All of this theory, however, rests on a tricky variable—the performance—and while the set on
Gothic Theatre has its moments, most of it is only worth one sense, and maybe only half of that. Kimock’s compositions are grand panoramas, and his epic melodies soar with the swooping, diving flight of a mystical bird of prey, but every time it seems he may touch down and explore the beautiful, intricate sounds below, he pulls back up into a seemingly endless flight of technically impressive, but aimless guitar solos and droning, repetitive bass lines.
The band doesn’t even reach cruising altitude until the fourth track, “One For Brother Mike,” which kicks off with a nice solo from the other star of the disc, drummer Rodney Holmes, and explores a solid groove built on one of Kimock’s more original riffs before finishing off at a reasonable seven minutes. The surf-rock, super-hero groove of “It’s Up To You” is a worthy prelude to the two back-to-back highlight tracks, but at almost twenty minutes, it falls back too often on Kimock’s by now clichéd open chord/crashing cymbals breakdown formula.
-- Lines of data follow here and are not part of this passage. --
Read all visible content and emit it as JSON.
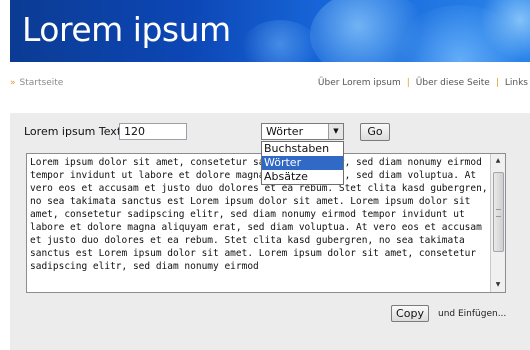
{
  "header": {
    "title": "Lorem ipsum"
  },
  "nav": {
    "home": "Startseite",
    "links": [
      "Über Lorem ipsum",
      "Über diese Seite",
      "Links"
    ]
  },
  "generator": {
    "label": "Lorem ipsum Text generieren",
    "count_value": "120",
    "unit_selected": "Wörter",
    "unit_options": [
      "Buchstaben",
      "Wörter",
      "Absätze"
    ],
    "go_label": "Go"
  },
  "output": {
    "text": "Lorem ipsum dolor sit amet, consetetur sadipscing elitr, sed diam nonumy eirmod tempor invidunt ut labore et dolore magna aliquyam erat, sed diam voluptua. At vero eos et accusam et justo duo dolores et ea rebum. Stet clita kasd gubergren, no sea takimata sanctus est Lorem ipsum dolor sit amet. Lorem ipsum dolor sit amet, consetetur sadipscing elitr, sed diam nonumy eirmod tempor invidunt ut labore et dolore magna aliquyam erat, sed diam voluptua. At vero eos et accusam et justo duo dolores et ea rebum. Stet clita kasd gubergren, no sea takimata sanctus est Lorem ipsum dolor sit amet. Lorem ipsum dolor sit amet, consetetur sadipscing elitr, sed diam nonumy eirmod"
  },
  "actions": {
    "copy_label": "Copy",
    "insert_label": "und Einfügen..."
  },
  "colors": {
    "accent": "#e09a2e",
    "highlight": "#3169c6"
  }
}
“A New Africa” shows what could have been, but an hour into the show, it’s too little too late. Holmes’s slow-reggae rim-shot syncopation kicks up a cloud of dust as the landing gear scrapes the ground, and Kimock eventually finds some inspiration oozing out of the narrow cracks in the thick Holmes/Alphonso Johnson (bass) groove, finally playing with some of the emotion that is so lacking on the rest of the disc. Each member finds his own space to play around in, and Kimock and Holmes push each other harder on this number than on any of the previous ones. The band kicks it up another notch on “Cole’s Law,” with Kimock going so far as to actually bob his head and take his eyes off the fretboard for a few brief moments, and a few minutes in, one wonders why it took them so long to get here.
It’s no coincidence that these two tracks stand out stylistically as well. Most of the songs on Live At the Gothic Theatre are almost indistinguishable from one another. This is background music, meant to drift through the space of a room while the listener focuses his or her attention on something else—a book, homework, ironing—and though a live Kimock show might hook a few new-comers, this DVD will not.
Fans may enjoy the directionless jams and hollow, open-chord choruses, and they will eat up the behind-the-scenes material in which Kimock philosophizes on the magic of music while recounting the history of some of the more unique guitars in his impressive collection. Those looking for an introduction to the Steve Kimock Band, however, would be better off downloading a couple shows before spending their time and money on a DVD to which they are more likely to fold laundry than really pay attention.